Kunalan has participated in two Olympic Games (Tokyo, 1964 and Mexico City, 1968) and has earned five Asian Games and fifteen Southeast Asian Peninsular Games medals.

He had to retire in 1979 due to a heel injury.

===Educator===
C Kunalan taught six years in Tiong Bahru Primary School and thirteen years in Dunearn Secondary Technical School before joining the National Institute of Education in 1980. Kunalan became an assistant professor there.

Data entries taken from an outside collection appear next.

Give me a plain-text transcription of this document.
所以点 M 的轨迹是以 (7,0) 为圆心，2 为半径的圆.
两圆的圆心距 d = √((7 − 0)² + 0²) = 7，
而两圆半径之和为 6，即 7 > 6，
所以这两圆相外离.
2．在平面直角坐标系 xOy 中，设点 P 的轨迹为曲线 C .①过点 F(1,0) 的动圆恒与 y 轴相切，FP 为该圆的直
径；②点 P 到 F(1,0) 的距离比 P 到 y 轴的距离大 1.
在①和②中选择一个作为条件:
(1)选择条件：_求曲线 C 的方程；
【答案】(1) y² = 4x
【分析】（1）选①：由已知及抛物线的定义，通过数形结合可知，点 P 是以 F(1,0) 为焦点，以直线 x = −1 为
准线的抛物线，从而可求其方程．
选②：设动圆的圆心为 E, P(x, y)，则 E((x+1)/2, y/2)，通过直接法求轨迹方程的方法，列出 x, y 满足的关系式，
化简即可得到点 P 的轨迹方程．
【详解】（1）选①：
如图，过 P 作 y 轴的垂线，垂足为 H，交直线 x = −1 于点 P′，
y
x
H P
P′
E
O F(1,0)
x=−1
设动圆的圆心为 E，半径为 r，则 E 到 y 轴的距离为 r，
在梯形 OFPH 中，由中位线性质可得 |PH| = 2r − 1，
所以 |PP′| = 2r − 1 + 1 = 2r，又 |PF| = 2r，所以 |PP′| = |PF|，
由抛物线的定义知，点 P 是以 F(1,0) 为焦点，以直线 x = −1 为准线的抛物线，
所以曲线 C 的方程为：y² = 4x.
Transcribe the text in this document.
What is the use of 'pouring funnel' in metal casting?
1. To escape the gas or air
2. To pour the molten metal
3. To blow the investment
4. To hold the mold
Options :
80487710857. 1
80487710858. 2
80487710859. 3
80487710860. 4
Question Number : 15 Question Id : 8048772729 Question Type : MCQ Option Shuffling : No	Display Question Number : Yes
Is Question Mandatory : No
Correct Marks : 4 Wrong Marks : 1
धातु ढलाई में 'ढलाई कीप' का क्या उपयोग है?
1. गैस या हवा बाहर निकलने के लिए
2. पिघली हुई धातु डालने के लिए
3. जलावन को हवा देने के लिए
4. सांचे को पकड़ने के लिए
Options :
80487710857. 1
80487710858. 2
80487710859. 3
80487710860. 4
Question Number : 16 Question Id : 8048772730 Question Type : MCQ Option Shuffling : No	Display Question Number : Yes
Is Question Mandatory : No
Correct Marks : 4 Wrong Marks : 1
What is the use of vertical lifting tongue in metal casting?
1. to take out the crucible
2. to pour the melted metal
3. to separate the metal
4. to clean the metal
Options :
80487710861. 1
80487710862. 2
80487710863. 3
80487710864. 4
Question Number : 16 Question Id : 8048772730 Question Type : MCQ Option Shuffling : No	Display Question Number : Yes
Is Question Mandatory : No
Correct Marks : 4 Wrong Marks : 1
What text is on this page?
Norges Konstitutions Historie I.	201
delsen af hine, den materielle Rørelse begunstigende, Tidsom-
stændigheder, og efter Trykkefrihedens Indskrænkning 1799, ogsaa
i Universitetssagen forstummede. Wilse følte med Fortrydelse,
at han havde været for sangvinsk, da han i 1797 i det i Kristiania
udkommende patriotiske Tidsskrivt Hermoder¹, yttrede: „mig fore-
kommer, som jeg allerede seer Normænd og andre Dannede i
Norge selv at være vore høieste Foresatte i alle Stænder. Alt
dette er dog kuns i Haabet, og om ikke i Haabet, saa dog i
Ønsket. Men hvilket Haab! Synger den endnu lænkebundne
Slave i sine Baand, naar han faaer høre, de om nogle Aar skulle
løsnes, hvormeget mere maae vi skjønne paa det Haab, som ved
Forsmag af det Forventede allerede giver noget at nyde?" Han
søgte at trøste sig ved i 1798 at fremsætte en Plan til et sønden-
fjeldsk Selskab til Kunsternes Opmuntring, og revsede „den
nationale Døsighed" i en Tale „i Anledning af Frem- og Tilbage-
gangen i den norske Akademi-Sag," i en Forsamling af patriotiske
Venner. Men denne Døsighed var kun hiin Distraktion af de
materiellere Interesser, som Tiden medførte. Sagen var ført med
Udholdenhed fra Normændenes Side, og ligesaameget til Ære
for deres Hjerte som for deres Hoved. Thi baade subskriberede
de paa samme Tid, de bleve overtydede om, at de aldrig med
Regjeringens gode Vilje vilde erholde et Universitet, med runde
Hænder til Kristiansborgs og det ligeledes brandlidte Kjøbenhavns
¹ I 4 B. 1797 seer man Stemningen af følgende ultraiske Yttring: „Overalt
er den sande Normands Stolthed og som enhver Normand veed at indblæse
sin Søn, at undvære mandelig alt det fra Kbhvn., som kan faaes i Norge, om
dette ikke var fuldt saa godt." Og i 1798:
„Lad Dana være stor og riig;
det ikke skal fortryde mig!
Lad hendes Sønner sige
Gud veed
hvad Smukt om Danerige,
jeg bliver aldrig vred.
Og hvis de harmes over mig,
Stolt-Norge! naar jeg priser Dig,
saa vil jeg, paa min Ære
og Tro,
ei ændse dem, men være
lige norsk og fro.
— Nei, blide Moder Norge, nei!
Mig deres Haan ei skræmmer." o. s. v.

He specialized in functional anatomy and exercise physiology, and conducted practical classes in fitness and conditioning. Kunalan left the institute in 2010.

He was awarded the Meritorious Service Medal in 2015 as part of the National Day Awards.

===Singapore Athletic Association===
He also serves as Vice Principal (Training and Selection) with the Singapore Athletic Association.

===SYOGOC===
Kunalan was one of the 23 members of the Singapore Youth Olympic Games Organising Committee (SYOGOC).

==Personal life==
Kunalan is married to fellow national sprinter and teacher, Chong Yoong Yin, since 1966. Kunalan is a member of the Church of Jesus Christ of Latter-day Saints.